For the last 48 hours, I have had no calories and only taken water. Surprisingly, it was not that difficult. There was a low level of hunger but drinking water, staying busy, and sleeping was enough to distract me.

My thoughts were clear throughout and the only time I had a problem was during hour 45 when I engaged in an intense cardio routine. At about minute 35, my breath became short, my face started tingling, and I was loosing balance- probably the result of hypoglycemia.

What is it about fasting that is good for us? For one, it changes the monotony of cell life. A little variety is good. If the cells get bored and complacent, maybe your body will as well.

One concrete reason may also be that fasting allows cells to clean themselves out in a process known as autophagy. 48yo actor, Terry Crews, explains his intermittent fasting benefits in this article.

I think it is significant that certain religions proscribe fasting- perhaps they knew something. All I can say is that it wasn’t that bad and I probably lost some weight. Whether it regenerated my immune system, we shall see in the results of my next immune age test. I plan to do a 72-hour fast soon- I just had a dinner planned with a friend.

Why do we get hungry? Why doesn’t fasting hurt us? How do we produce glucose and ATP to run on? These questions can all be answered if you read my book, The Telomere Miracle: Scientific Secrets to Fight Disease, Feel Great, and Turn Back the Clock on Aging.

If you read my chapter on diet, you are sure to learn some important facts that will be useful to you. Most important is the notion of a glycemic index of foods, which will explain why we get fat. It is really quite simple: excess surges of glucose releases insulin, which stores fat. This adaptation is needed because we adapted to survive with variable food supplies and the ability to store fat for future use is very adaptive.

If you could be engineered to never get fat like these mice, would you do it? I would recommend against it as being able to store reserve calories is a useful trait. I met a young man who looked much younger than his age who might have had a similar mutation. At 5’8″, he had trouble maintaining a weight above 110lbs. Perhaps you can’t be too rich, but you can definitely be too thin.

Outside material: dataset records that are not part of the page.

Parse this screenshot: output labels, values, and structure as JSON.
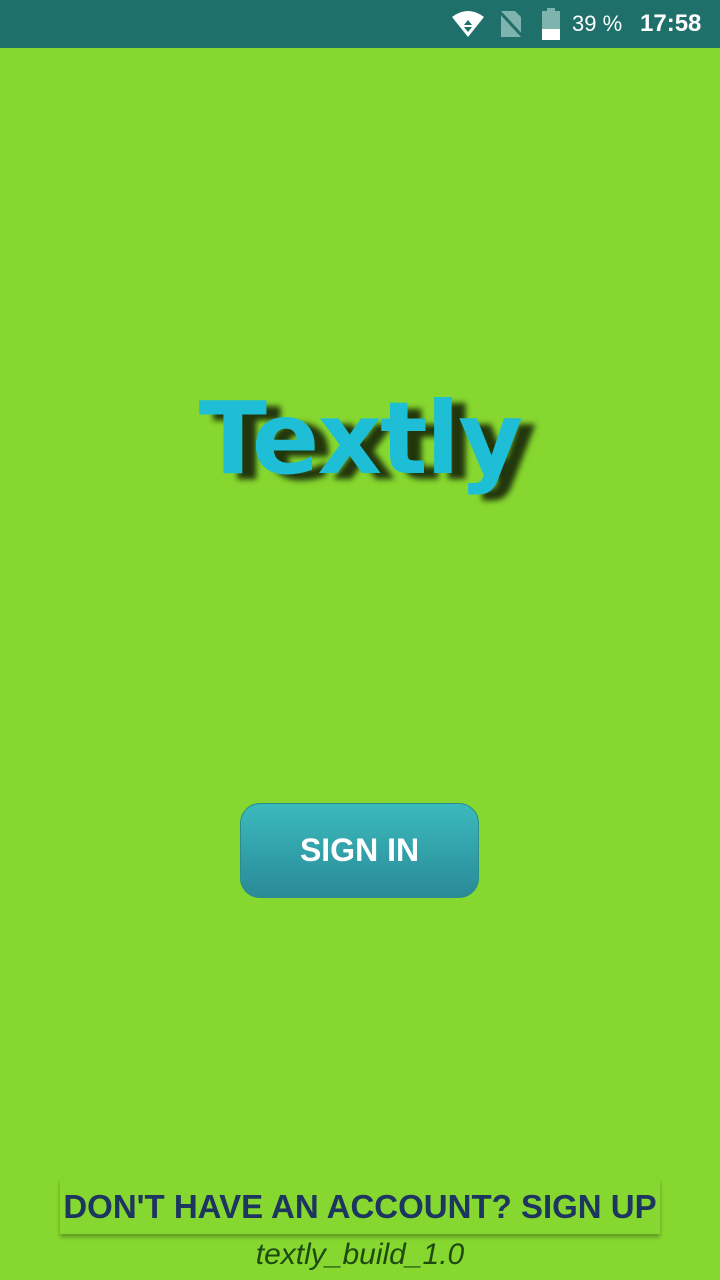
{
  "status_bar": {
    "battery": "39 %",
    "time": "17:58",
    "battery_level": 0.39
  },
  "app": {
    "logo": "Textly",
    "sign_in": "SIGN IN",
    "sign_up": "DON'T HAVE AN ACCOUNT? SIGN UP",
    "build": "textly_build_1.0"
  }
}
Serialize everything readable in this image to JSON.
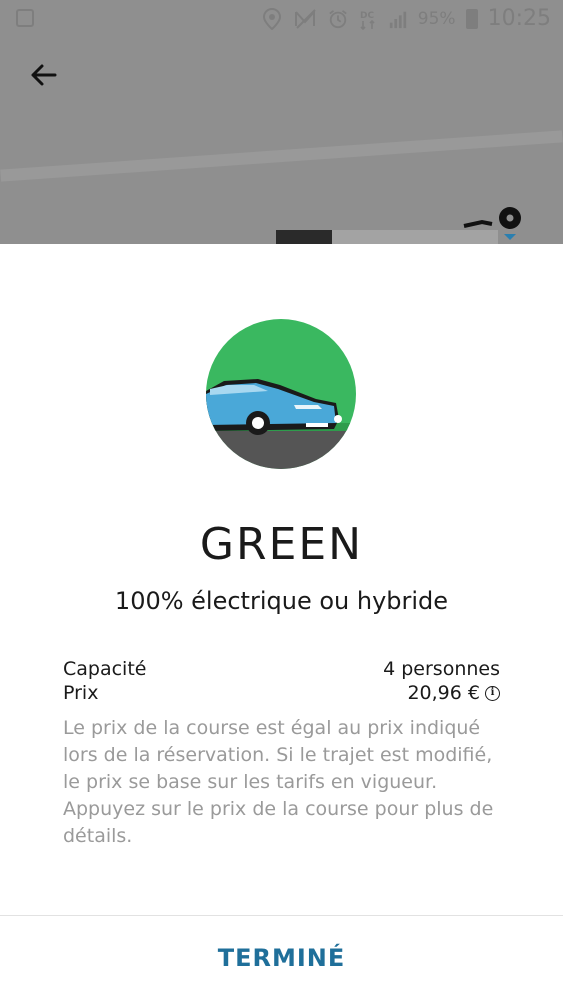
{
  "status_bar": {
    "battery": "95%",
    "time": "10:25",
    "icons": [
      "image-icon",
      "location-icon",
      "no-signal-icon",
      "alarm-icon",
      "data-icon",
      "cellular-icon",
      "battery-icon"
    ]
  },
  "back_button": {
    "icon": "arrow-left-icon"
  },
  "vehicle": {
    "title": "GREEN",
    "subtitle": "100% électrique ou hybride",
    "image_colors": {
      "sky": "#3ab860",
      "road": "#555555",
      "car": "#4aa8d8"
    }
  },
  "details": {
    "capacity_label": "Capacité",
    "capacity_value": "4 personnes",
    "price_label": "Prix",
    "price_value": "20,96 €",
    "note": "Le prix de la course est égal au prix indiqué lors de la réservation. Si le trajet est modifié, le prix se base sur les tarifs en vigueur. Appuyez sur le prix de la course pour plus de détails."
  },
  "actions": {
    "done_label": "TERMINÉ"
  },
  "colors": {
    "accent": "#1f6f9a",
    "text": "#1a1a1a",
    "muted": "#9a9a9a"
  }
}
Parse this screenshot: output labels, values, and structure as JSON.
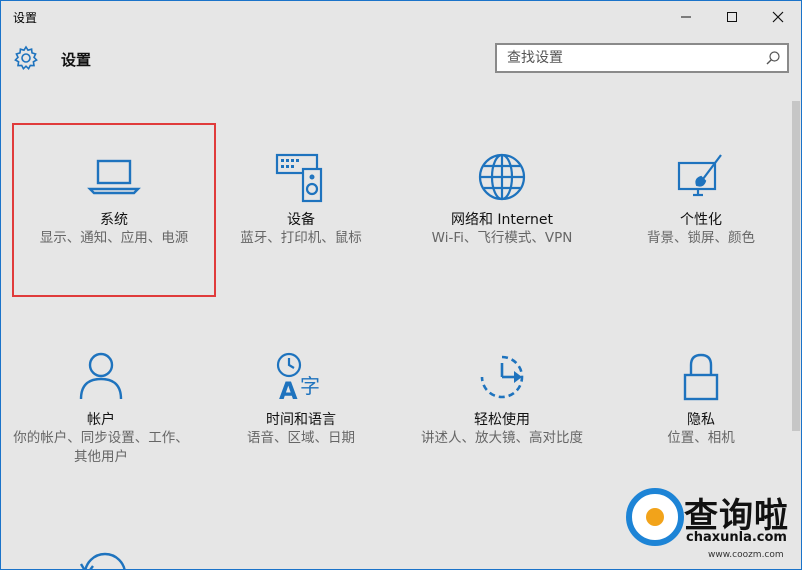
{
  "window": {
    "title": "设置",
    "controls": {
      "minimize": "minimize-icon",
      "maximize": "maximize-icon",
      "close": "close-icon"
    }
  },
  "header": {
    "label": "设置",
    "icon": "gear-icon",
    "search_placeholder": "查找设置",
    "search_icon": "search-icon"
  },
  "colors": {
    "accent": "#1a73c9",
    "icon": "#1e73be",
    "selection": "#e03b3b",
    "background": "#e6e6e6"
  },
  "tiles": [
    {
      "name": "系统",
      "desc": "显示、通知、应用、电源",
      "icon": "laptop-icon",
      "selected": true
    },
    {
      "name": "设备",
      "desc": "蓝牙、打印机、鼠标",
      "icon": "devices-icon"
    },
    {
      "name": "网络和 Internet",
      "desc": "Wi-Fi、飞行模式、VPN",
      "icon": "globe-icon"
    },
    {
      "name": "个性化",
      "desc": "背景、锁屏、颜色",
      "icon": "paint-icon"
    },
    {
      "name": "帐户",
      "desc": "你的帐户、同步设置、工作、其他用户",
      "icon": "person-icon"
    },
    {
      "name": "时间和语言",
      "desc": "语音、区域、日期",
      "icon": "time-language-icon"
    },
    {
      "name": "轻松使用",
      "desc": "讲述人、放大镜、高对比度",
      "icon": "ease-of-access-icon"
    },
    {
      "name": "隐私",
      "desc": "位置、相机",
      "icon": "lock-icon"
    }
  ],
  "watermark": {
    "text": "查询啦",
    "domain": "chaxunla.com",
    "small": "www.coozm.com"
  }
}
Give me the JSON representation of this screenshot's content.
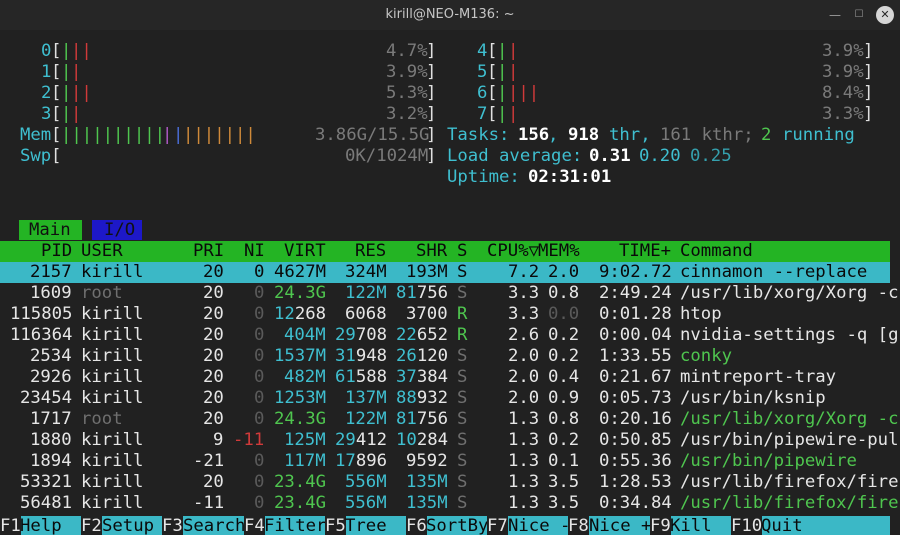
{
  "window": {
    "title": "kirill@NEO-M136: ~",
    "controls": [
      "minimize-icon",
      "maximize-icon",
      "close-icon"
    ]
  },
  "cpus": [
    {
      "id": "0",
      "bars": [
        [
          "#4fc64f",
          "|"
        ],
        [
          "#d03a3a",
          "||"
        ]
      ],
      "pct": "4.7%"
    },
    {
      "id": "1",
      "bars": [
        [
          "#4fc64f",
          "|"
        ],
        [
          "#d03a3a",
          "|"
        ]
      ],
      "pct": "3.9%"
    },
    {
      "id": "2",
      "bars": [
        [
          "#4fc64f",
          "|"
        ],
        [
          "#d03a3a",
          "||"
        ]
      ],
      "pct": "5.3%"
    },
    {
      "id": "3",
      "bars": [
        [
          "#4fc64f",
          "|"
        ],
        [
          "#d03a3a",
          "|"
        ]
      ],
      "pct": "3.2%"
    },
    {
      "id": "4",
      "bars": [
        [
          "#4fc64f",
          "|"
        ],
        [
          "#d03a3a",
          "|"
        ]
      ],
      "pct": "3.9%"
    },
    {
      "id": "5",
      "bars": [
        [
          "#4fc64f",
          "|"
        ],
        [
          "#d03a3a",
          "|"
        ]
      ],
      "pct": "3.9%"
    },
    {
      "id": "6",
      "bars": [
        [
          "#4fc64f",
          "|"
        ],
        [
          "#d03a3a",
          "|||"
        ]
      ],
      "pct": "8.4%"
    },
    {
      "id": "7",
      "bars": [
        [
          "#4fc64f",
          "|"
        ],
        [
          "#d03a3a",
          "|"
        ]
      ],
      "pct": "3.3%"
    }
  ],
  "mem": {
    "label": "Mem",
    "bars": [
      [
        "#4fc64f",
        "||||||||||"
      ],
      [
        "#b05ac8",
        "|"
      ],
      [
        "#4a6dd8",
        "|"
      ],
      [
        "#d08a3a",
        "|||||||"
      ]
    ],
    "value": "3.86G/15.5G"
  },
  "swp": {
    "label": "Swp",
    "value": "0K/1024M"
  },
  "tasks": {
    "label": "Tasks:",
    "count": "156",
    "threads": "918",
    "thr_label": "thr,",
    "kthr": "161 kthr;",
    "running": "2",
    "running_label": "running"
  },
  "load": {
    "label": "Load average:",
    "v1": "0.31",
    "v2": "0.20",
    "v3": "0.25"
  },
  "uptime": {
    "label": "Uptime:",
    "value": "02:31:01"
  },
  "tabs": {
    "main": "Main",
    "io": "I/O"
  },
  "columns": {
    "pid": "PID",
    "user": "USER",
    "pri": "PRI",
    "ni": "NI",
    "virt": "VIRT",
    "res": "RES",
    "shr": "SHR",
    "s": "S",
    "cpu": "CPU%▽",
    "mem": "MEM%",
    "time": "TIME+",
    "cmd": "Command"
  },
  "rows": [
    {
      "pid": "2157",
      "user": "kirill",
      "pri": "20",
      "ni": "0",
      "virt": "4627M",
      "res": "324M",
      "shr": "193M",
      "s": "S",
      "cpu": "7.2",
      "mem": "2.0",
      "time": "9:02.72",
      "cmd": "cinnamon --replace",
      "selected": true
    },
    {
      "pid": "1609",
      "user": "root",
      "pri": "20",
      "ni": "0",
      "virt": "24.3G",
      "res": "122M",
      "shr": "81756",
      "s": "S",
      "cpu": "3.3",
      "mem": "0.8",
      "time": "2:49.24",
      "cmd": "/usr/lib/xorg/Xorg -c"
    },
    {
      "pid": "115805",
      "user": "kirill",
      "pri": "20",
      "ni": "0",
      "virt": "12268",
      "res": "6068",
      "shr": "3700",
      "s": "R",
      "cpu": "3.3",
      "mem": "0.0",
      "time": "0:01.28",
      "cmd": "htop"
    },
    {
      "pid": "116364",
      "user": "kirill",
      "pri": "20",
      "ni": "0",
      "virt": "404M",
      "res": "29708",
      "shr": "22652",
      "s": "R",
      "cpu": "2.6",
      "mem": "0.2",
      "time": "0:00.04",
      "cmd": "nvidia-settings -q [g"
    },
    {
      "pid": "2534",
      "user": "kirill",
      "pri": "20",
      "ni": "0",
      "virt": "1537M",
      "res": "31948",
      "shr": "26120",
      "s": "S",
      "cpu": "2.0",
      "mem": "0.2",
      "time": "1:33.55",
      "cmd": "conky",
      "cmdColor": "#4fc64f"
    },
    {
      "pid": "2926",
      "user": "kirill",
      "pri": "20",
      "ni": "0",
      "virt": "482M",
      "res": "61588",
      "shr": "37384",
      "s": "S",
      "cpu": "2.0",
      "mem": "0.4",
      "time": "0:21.67",
      "cmd": "mintreport-tray"
    },
    {
      "pid": "23454",
      "user": "kirill",
      "pri": "20",
      "ni": "0",
      "virt": "1253M",
      "res": "137M",
      "shr": "88932",
      "s": "S",
      "cpu": "2.0",
      "mem": "0.9",
      "time": "0:05.73",
      "cmd": "/usr/bin/ksnip"
    },
    {
      "pid": "1717",
      "user": "root",
      "pri": "20",
      "ni": "0",
      "virt": "24.3G",
      "res": "122M",
      "shr": "81756",
      "s": "S",
      "cpu": "1.3",
      "mem": "0.8",
      "time": "0:20.16",
      "cmd": "/usr/lib/xorg/Xorg -c",
      "cmdColor": "#4fc64f"
    },
    {
      "pid": "1880",
      "user": "kirill",
      "pri": "9",
      "ni": "-11",
      "virt": "125M",
      "res": "29412",
      "shr": "10284",
      "s": "S",
      "cpu": "1.3",
      "mem": "0.2",
      "time": "0:50.85",
      "cmd": "/usr/bin/pipewire-pul",
      "niColor": "#d03a3a"
    },
    {
      "pid": "1894",
      "user": "kirill",
      "pri": "-21",
      "ni": "0",
      "virt": "117M",
      "res": "17896",
      "shr": "9592",
      "s": "S",
      "cpu": "1.3",
      "mem": "0.1",
      "time": "0:55.36",
      "cmd": "/usr/bin/pipewire",
      "cmdColor": "#4fc64f"
    },
    {
      "pid": "53321",
      "user": "kirill",
      "pri": "20",
      "ni": "0",
      "virt": "23.4G",
      "res": "556M",
      "shr": "135M",
      "s": "S",
      "cpu": "1.3",
      "mem": "3.5",
      "time": "1:28.53",
      "cmd": "/usr/lib/firefox/fire"
    },
    {
      "pid": "56481",
      "user": "kirill",
      "pri": "-11",
      "ni": "0",
      "virt": "23.4G",
      "res": "556M",
      "shr": "135M",
      "s": "S",
      "cpu": "1.3",
      "mem": "3.5",
      "time": "0:34.84",
      "cmd": "/usr/lib/firefox/fire",
      "cmdColor": "#4fc64f"
    }
  ],
  "footer": [
    {
      "key": "F1",
      "label": "Help"
    },
    {
      "key": "F2",
      "label": "Setup"
    },
    {
      "key": "F3",
      "label": "Search"
    },
    {
      "key": "F4",
      "label": "Filter"
    },
    {
      "key": "F5",
      "label": "Tree"
    },
    {
      "key": "F6",
      "label": "SortBy"
    },
    {
      "key": "F7",
      "label": "Nice -"
    },
    {
      "key": "F8",
      "label": "Nice +"
    },
    {
      "key": "F9",
      "label": "Kill"
    },
    {
      "key": "F10",
      "label": "Quit"
    }
  ]
}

At any rate, the reasons that fasting may be beneficial may be myriad and complex and whether it is a couple of days a month, the 5/2 (two weekly days of 500 calories or less) that has recently become popular in the UK, or Terry Crews 16 hours daily fasting, it is probably a beneficial thing, as long as you don’t have a hormonal dysregulation, like diabetes.

There is something to be gained from stress- whether it be life stress, emotional stress, physical exertion, or starvation. Science may never decode the signals of stem cells and how they respond to stress but every day, we are getting closer to decoding some of the pathways that regulate the constant birth, maintenance, and destruction of our cells that comprise our bodies.

Don’t let routines control your eating; consider the benefits of intermittent fasting and perhaps give it a try. Perhaps there more than a casual aphoristic relationship between the notion of staying hungry and staying young?

Comments 2

  1. I fasted for 4 days in 1981 at which point I could barely get out of bed and ate 2 1/2 chickens. I’ve never been able to do it again. But your experience sounds beneficial and maybe I could do it again.

  2. I fasted the same way, but for 10 days. I was hungry for a day and a half, and not at all thereafter. I did it as an experiment, but no great epiphany occurred. I only started eating again because I was worried that it would be bad for my health if I didn’t.